Without cross-bloc agreements with a long-term perspective on strategically important issues, both confidence in the future and investments are at risk.
Trust in research and expert knowledge cannot be taken for granted – it must be actively nurtured. This means both that the education system encourages analytical thinking and deepening, and that we as a society value scientifically based knowledge even when it is complex or uncomfortable. If we do not dare to make room for the profound and difficult, we will not be able to nurture the next generation of scientists, engineers and decision-makers who can solve the great challenges of the future.
How Sweden can continue to lead
It is time to move from words to action. To meet these challenges, concrete actions are needed:
- Long-term rules: Increase the share of core funding to higher education institutions and promote long-term political agreements.

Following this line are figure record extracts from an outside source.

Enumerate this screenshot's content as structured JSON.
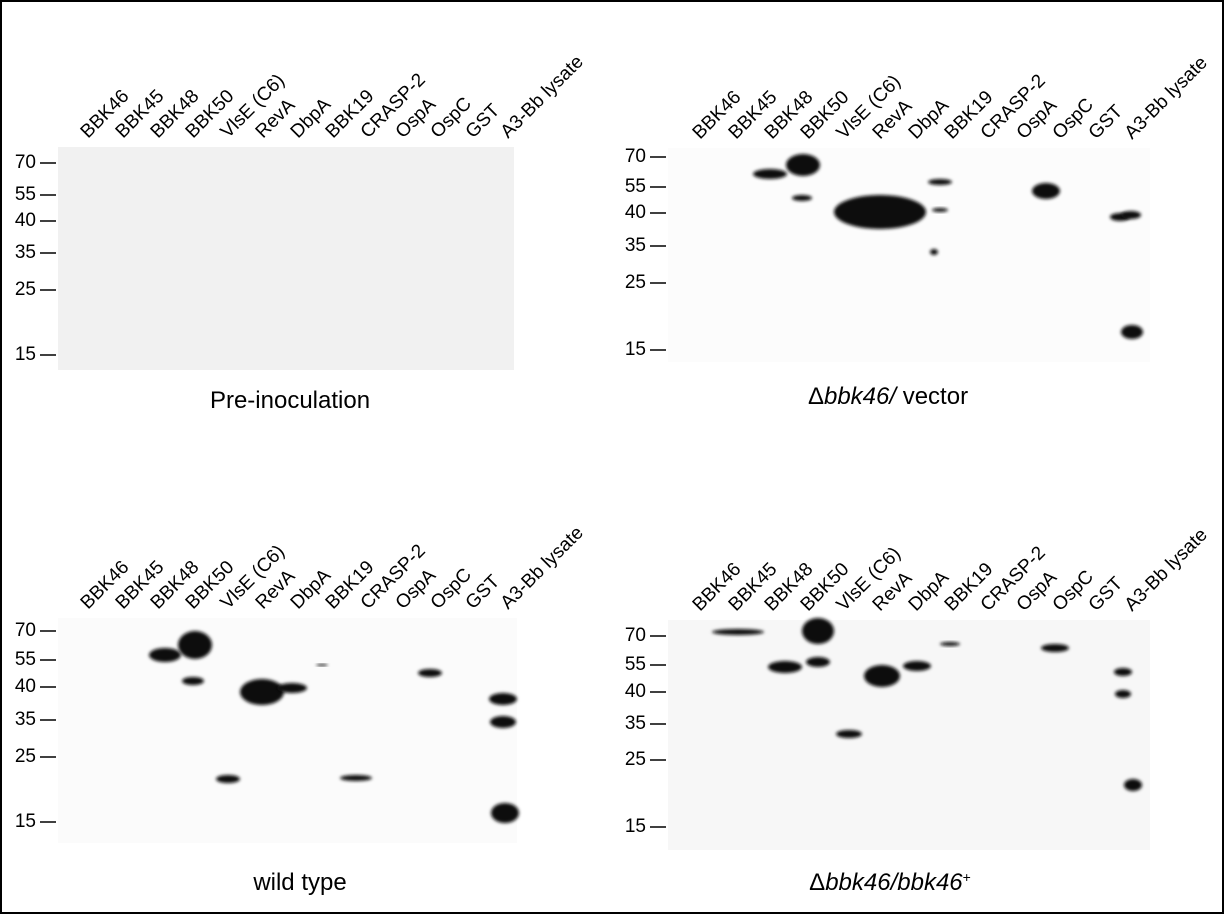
{
  "lanes": [
    "BBK46",
    "BBK45",
    "BBK48",
    "BBK50",
    "VlsE (C6)",
    "RevA",
    "DbpA",
    "BBK19",
    "CRASP-2",
    "OspA",
    "OspC",
    "GST",
    "A3-Bb lysate"
  ],
  "markers": [
    70,
    55,
    40,
    35,
    25,
    15
  ],
  "panels": [
    {
      "caption": [
        "Pre-inoculation"
      ]
    },
    {
      "caption": [
        "Δ",
        "bbk46/",
        " vector"
      ]
    },
    {
      "caption": [
        "wild type"
      ]
    },
    {
      "caption": [
        "Δ",
        "bbk46/bbk46",
        "+"
      ]
    }
  ]
}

- Strengthening collaboration: Establish stronger national structures for collaboration in strategically important areas such as Life Science.
- Valuing deep knowledge: Strengthen the focus of education on deepening and critical thinking. Invest in initiatives that increase public trust in research.
Our competitors in the rest of the world are not standing still and waiting for us. Sweden has unique strengths to build on – outstanding universities and colleges and innovative companies. The foundation we have is a fantastic asset, but it must not be taken for granted.
If we are to maintain our position as a world-class knowledge nation, we need courage, responsibility and a shared vision for the future. We need to act with commitment, speed and a long-term approach. This will be crucial for our competitiveness, for the development of Swedish healthcare and for the opportunities of the next generation. The choice is ours: to lead the development – or to stand aside and watch.